Elmhurst school for dance is a good place to find answers to such questions. It is certainly not like any mainstream school. Almost all the students, from the age of 11 to the first year sixth, are boarders. There are only 214 of them (aged 11 to 21), and they are educated in a stunning new pound;20 million complex on a five-acre site which boasts seven dance studios, a 250-seat theatre, a library, music rooms, classrooms and an exercise centre, as well as living accommodation. The school moved in 2004 from Camberley, Surrey, to the current premises in Edgbaston, funded partly by lottery money. It works closely with the Birmingham Royal Ballet; this year two senior boys have been granted contracts with the company, the holy grail for a ballet school student.
On the day of my visit, Year 8s are being assessed in one of the dance studios. Twelve girls in identical turquoise practice dresses - the boys, fewer in number, will come later - glide forward four or six at a time, demonstrating exercises and routines that show how they have progressed during the past year. A pianist pumps out tunes, quite unexpected ones sometimes - "The Lambeth Walk", "If I Were a Rich Man" and "Magic Moments", the rhythm adjusted as necessary -as background to the girls' precise movements. Each section is presented fluently at a word from a teacher, ending with a demonstration on pointes.

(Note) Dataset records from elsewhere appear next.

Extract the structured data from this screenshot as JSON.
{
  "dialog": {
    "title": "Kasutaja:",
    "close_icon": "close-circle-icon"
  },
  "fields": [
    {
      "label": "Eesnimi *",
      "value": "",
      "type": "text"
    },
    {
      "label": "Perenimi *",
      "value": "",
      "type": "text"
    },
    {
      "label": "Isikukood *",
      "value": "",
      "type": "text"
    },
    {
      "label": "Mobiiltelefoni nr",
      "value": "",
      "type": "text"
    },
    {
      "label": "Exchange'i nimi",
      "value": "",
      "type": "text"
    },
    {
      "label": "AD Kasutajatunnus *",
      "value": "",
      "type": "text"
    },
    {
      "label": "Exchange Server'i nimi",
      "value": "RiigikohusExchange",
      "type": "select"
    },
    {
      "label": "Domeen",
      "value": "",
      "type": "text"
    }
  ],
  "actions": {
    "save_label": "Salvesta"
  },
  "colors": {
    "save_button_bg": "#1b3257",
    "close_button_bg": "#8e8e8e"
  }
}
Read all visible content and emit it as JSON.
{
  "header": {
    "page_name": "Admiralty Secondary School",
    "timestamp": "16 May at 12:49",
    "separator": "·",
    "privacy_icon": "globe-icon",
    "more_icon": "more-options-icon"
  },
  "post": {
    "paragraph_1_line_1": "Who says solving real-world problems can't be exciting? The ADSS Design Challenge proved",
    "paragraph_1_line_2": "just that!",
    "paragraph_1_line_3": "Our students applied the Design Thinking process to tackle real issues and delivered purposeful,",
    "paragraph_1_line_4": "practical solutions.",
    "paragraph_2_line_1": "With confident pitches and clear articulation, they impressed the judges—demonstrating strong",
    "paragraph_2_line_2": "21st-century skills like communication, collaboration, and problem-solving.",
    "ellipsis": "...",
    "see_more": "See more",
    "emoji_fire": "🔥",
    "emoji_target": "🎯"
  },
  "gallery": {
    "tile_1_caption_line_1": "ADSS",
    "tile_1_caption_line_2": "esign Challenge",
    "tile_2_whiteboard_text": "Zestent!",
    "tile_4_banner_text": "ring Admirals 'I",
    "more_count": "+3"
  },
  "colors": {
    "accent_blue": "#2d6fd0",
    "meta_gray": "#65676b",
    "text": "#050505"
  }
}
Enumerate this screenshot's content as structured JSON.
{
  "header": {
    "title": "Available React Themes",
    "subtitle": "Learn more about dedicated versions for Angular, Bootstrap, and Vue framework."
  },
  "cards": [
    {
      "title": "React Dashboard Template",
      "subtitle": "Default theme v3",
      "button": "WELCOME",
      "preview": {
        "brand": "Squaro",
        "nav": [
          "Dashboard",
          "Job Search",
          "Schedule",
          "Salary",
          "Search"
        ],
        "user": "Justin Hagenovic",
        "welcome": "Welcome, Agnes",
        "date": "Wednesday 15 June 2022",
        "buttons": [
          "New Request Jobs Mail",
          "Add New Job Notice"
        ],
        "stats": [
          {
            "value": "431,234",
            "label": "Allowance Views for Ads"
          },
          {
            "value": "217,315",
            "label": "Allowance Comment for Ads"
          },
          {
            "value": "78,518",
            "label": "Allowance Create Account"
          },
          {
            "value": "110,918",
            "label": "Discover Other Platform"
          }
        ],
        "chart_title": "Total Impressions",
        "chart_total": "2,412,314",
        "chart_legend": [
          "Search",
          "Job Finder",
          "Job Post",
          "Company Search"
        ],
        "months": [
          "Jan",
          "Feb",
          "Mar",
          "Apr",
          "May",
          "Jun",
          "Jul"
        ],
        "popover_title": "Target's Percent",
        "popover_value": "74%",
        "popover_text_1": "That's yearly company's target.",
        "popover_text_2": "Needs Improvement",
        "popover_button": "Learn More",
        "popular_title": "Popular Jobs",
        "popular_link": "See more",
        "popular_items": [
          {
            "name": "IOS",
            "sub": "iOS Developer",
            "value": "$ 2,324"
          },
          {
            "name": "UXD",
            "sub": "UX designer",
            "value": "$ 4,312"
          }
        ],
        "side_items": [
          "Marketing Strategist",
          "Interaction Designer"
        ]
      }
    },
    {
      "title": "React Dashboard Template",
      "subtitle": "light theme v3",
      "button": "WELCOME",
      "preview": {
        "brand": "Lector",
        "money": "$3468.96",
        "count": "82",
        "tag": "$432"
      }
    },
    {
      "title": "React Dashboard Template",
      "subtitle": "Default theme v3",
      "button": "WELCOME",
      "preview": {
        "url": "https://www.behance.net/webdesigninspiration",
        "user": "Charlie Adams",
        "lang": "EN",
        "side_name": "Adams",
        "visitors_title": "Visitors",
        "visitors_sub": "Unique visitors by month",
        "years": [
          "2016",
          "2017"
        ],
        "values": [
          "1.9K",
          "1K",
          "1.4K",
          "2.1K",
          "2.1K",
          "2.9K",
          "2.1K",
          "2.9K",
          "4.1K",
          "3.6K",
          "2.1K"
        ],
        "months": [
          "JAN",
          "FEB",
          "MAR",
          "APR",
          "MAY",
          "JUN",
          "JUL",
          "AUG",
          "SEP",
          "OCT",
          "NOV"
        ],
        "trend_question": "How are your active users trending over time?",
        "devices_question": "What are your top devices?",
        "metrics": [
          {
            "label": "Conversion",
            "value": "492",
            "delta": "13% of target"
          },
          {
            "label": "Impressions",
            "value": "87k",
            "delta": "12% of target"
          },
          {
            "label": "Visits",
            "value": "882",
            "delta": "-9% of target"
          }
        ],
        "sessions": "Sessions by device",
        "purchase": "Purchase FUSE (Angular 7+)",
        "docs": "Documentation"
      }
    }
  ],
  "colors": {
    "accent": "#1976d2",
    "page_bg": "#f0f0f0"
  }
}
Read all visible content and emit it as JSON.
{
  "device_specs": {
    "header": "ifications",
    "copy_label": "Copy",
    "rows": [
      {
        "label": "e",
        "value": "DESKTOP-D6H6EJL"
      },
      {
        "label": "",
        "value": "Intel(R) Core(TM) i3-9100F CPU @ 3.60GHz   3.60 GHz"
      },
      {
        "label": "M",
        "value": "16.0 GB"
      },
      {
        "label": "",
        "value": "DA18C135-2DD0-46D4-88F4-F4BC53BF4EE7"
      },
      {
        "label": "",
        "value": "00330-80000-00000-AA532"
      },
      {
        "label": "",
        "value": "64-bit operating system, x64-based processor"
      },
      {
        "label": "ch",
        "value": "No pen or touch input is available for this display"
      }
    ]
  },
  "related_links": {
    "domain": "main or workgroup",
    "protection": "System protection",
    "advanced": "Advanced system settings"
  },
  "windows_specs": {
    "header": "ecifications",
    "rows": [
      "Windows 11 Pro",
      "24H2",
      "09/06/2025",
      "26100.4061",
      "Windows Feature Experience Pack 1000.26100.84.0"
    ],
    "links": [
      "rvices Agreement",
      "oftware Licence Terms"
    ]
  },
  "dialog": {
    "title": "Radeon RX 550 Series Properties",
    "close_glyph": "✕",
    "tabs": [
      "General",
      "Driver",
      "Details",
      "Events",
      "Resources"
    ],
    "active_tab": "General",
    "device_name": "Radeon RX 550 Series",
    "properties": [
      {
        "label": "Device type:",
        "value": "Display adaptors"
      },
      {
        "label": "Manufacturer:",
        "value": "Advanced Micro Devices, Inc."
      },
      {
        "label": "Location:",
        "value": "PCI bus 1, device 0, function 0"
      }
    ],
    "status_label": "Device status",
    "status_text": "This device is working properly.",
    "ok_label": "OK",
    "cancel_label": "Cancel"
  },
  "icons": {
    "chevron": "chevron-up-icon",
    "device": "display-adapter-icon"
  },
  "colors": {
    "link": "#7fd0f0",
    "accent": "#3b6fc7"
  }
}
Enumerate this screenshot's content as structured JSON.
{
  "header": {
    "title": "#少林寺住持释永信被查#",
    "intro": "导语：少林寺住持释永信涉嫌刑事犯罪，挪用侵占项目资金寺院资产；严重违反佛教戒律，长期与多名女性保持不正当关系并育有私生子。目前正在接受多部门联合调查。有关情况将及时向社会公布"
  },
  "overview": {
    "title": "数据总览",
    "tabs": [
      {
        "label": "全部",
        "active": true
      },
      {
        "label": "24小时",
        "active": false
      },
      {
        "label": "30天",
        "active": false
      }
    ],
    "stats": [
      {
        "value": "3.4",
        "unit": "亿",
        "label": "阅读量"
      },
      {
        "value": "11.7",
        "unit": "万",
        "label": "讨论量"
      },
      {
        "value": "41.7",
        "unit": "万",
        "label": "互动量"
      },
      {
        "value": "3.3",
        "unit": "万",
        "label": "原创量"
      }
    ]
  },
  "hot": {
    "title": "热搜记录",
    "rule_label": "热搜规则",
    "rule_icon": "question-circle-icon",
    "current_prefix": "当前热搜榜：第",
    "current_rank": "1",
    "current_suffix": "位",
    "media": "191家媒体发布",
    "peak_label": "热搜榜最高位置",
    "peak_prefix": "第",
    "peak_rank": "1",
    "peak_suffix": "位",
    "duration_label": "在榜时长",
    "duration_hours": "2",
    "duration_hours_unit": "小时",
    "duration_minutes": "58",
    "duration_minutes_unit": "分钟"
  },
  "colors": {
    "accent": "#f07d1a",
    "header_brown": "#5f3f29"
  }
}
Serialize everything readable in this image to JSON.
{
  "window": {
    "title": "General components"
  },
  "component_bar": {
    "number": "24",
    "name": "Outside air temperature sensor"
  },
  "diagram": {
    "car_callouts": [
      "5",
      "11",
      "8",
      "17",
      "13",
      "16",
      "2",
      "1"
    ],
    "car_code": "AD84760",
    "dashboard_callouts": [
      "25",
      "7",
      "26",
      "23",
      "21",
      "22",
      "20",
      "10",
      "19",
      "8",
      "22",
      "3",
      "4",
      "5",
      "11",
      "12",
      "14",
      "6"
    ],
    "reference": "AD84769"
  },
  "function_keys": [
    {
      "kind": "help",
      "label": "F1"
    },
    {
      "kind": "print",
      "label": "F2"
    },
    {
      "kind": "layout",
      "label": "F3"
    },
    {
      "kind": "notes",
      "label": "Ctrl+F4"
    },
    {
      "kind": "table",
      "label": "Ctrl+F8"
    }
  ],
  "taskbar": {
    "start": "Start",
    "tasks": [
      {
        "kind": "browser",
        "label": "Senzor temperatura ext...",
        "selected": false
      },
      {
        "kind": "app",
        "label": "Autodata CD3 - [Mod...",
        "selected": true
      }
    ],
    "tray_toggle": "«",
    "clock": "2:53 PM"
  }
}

As the girls finish, the school's artistic director Mary Goodhew, one of the watching panel, congratulates them, adding: "And how are your toes? All right?" These young ones are as yet inexperienced in working on pointes.
There have been a few wobbles, but the overwhelming impression is of an extraordinary discipline. Already these young people are presenting themselves like professionals, keeping concentration as they step, heads up, out of the studio. Some of them have become "tall and skinny", says Ms Goodhew. A sudden growth spurt is not unusual at this age, but it can put pressure on the lengthened leg muscles; hence the wobbles.
Ms Goodhew, a successful member of the Sadler's Wells company until injury set her on a new career path, still has a dancer's stylish bearing. She laughs that she wished herself shorter as a young girl. "Of course, there are some elegant tall dancers, but it can be a problem finding partners."
Physique is taken into account along with artistic potential, athleticism and musicality when children audition. "We look at the parents' height and that of grandparents too if it is known," says Ms Goodhew. Hopefuls are given a detailed examination by a physiotherapist; a student with potential physical problems will not be taken. Elmhurst has four nurses and three physiotherapists, and a programme of exercise, Sthenos (the Greek word for strength), is compulsory. The emphasis is on preventing injury.
Although hugely oversubscribed and currently experiencing a surge in applications, Elmhurst, like other ballet schools, is always searching for talent. Mary Goodhew has written to 900 primary schools and says she would happily see "every child in the country" to find the right students. There are various entry routes. Children can apply to the lower school between the ages of 11 and 13, by which time they will probably have been attending classes after school for some years. Shaun Mendham in Year 7 may be typical: "I kept dancing round the house so my mum said, 'Do you want to do classes?', and I enjoyed it." If students do not show sufficient progress at their Year 9 and 11 appraisals, alternative schooling will be suggested.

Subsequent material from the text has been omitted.